One of Lost's most important recurring themes is guilt and redemption. Sawyer, Kate, Eko, Ana-Lucia, Michael - they all had a big storyline surround their quest for forgiveness for the things they'd done. But in the show as a whole, there is none so thorough a quest as that of Sayid Jarrah - a man whose crimes under the Iraqi regime of Saddam Hussein make him a particularly sensitive figure in a show made during the US' post-911 paranoia. While his story has been addressed many times on the show already (and would be ruined a bit in the next few seasons,) it still has enough emotional mileage to make this centric episode absolutely brilliant. Combine that with a new DHARMA station and an amazing villain, and you have Lost at its absolute finest.
     Following a bearing that he found on Eko's Prayer Stick, Locke leads Kate, Sayid and Rousseau in what he hopes is the direction of The Others' base. Sayid discovered a building in their path occupied by the same one-eyed man he and Locke saw in The Cost of Living, and together they incapacitate. The man is Mikail Bakunin, who claims to be the last member of the Dharma Initiative, left after The Others killed them all in a great Purge. Sayid soon realises that Mikail is an Other - and a dangerous one, at that. He finds a map which will lead them to the Baracks, The Others' base - meanwhile, Locke plays a chess game and inadvertantly sets off a timed explosion, rendering The Flame and all of its communications equipment useless. In an amusing sideplot, Hurley bests Sawyer at Ping-pong and prevents him from using any of his trademark nicknames for a week.

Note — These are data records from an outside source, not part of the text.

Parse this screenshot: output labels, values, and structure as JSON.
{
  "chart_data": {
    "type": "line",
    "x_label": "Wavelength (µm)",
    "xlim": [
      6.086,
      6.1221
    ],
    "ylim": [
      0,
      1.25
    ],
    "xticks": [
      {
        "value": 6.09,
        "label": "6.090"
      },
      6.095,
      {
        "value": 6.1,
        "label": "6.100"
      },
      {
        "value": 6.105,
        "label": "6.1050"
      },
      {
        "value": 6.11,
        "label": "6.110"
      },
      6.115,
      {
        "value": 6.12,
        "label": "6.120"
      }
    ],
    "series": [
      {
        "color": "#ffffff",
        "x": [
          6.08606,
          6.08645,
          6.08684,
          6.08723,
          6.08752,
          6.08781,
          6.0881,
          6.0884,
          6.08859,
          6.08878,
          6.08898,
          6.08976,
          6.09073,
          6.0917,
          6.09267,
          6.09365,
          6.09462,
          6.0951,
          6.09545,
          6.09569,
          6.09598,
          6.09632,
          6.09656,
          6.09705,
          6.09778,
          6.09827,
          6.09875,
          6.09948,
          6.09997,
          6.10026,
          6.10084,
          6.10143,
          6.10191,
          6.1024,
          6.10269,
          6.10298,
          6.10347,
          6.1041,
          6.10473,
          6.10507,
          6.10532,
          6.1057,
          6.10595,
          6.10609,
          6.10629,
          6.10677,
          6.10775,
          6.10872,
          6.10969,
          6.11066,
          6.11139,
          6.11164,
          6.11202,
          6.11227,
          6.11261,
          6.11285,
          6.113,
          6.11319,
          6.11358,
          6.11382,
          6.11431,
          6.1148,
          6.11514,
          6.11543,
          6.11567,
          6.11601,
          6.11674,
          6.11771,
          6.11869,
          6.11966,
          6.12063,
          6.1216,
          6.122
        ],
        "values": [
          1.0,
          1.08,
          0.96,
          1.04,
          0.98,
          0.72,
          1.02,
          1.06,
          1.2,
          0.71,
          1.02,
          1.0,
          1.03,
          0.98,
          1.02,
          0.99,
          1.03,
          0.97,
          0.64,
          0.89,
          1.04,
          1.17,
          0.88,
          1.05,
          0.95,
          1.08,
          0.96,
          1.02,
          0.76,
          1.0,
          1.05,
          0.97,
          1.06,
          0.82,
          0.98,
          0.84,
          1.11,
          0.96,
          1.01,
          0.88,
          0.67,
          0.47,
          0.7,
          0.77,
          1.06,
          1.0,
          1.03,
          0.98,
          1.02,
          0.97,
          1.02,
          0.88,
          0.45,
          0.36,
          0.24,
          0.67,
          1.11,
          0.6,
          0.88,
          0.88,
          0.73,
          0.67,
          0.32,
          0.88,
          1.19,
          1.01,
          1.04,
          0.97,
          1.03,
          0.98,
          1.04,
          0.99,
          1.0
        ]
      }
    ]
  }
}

     In Sayid's flashback, we saw him working under another name in Paris a few years after the end of the Gulf War. He is approached by another restaurant owner who offers him twice the salary, before eventually revealing that his wife was one of Sayid's victims. Sayid continually denies torturing the man's wife, until she comes to him alone and tells him a story of how she saved a cat from being attacked on the streets. Sayid admits everything, and the man's wife lets him go, telling him that she is not willing to sink to his level of cruelty. Even though I don't feel like the episode covered any new ground for Sayid's arc, I did like the way the storyline was handled and Naveen Andrews played the storyline with the appropriate raw emotion that it deserved.
"In Soviet Russia..." Hehe. Like I'd actually make a Soviet
Russia joke. Suckers.
      The arrival of yet another DHARMA station, however brief it was, injected a lot of life into the episode, especially as Mikhail is an awesome narrator to be delivering its mythos. Mikhail's awesomeness throughout the episode crosses the line twice in just how brilliantly silly his badassery gets, from the epic yarn he spins about being the last DHARMA member to when he sees completely through Sayid's attempts at fact-finding and throws a tray of ice-tea at him. The fact that next episode will star both him and Danielle Rousseau makes me wonder if the show can withstand the sheer level of awesomeness that they bring to the show.
      Long story short, Enter 77 was a fantastic episode full of mythos, character development and a badass russian guy who is seriously channelling Rasputin. After my initial misgivings about the season's first arc and the transition into the season proper, I'm relieved to see that the season has gained its full momentum. Of course, most early-season Sayid episodes are great without having to try very hard, but it was the fact that this came after two episodes of varying quality that made the episode's conciseness hit with full force. It is a signal, perhaps, that this season is going to become more consistant.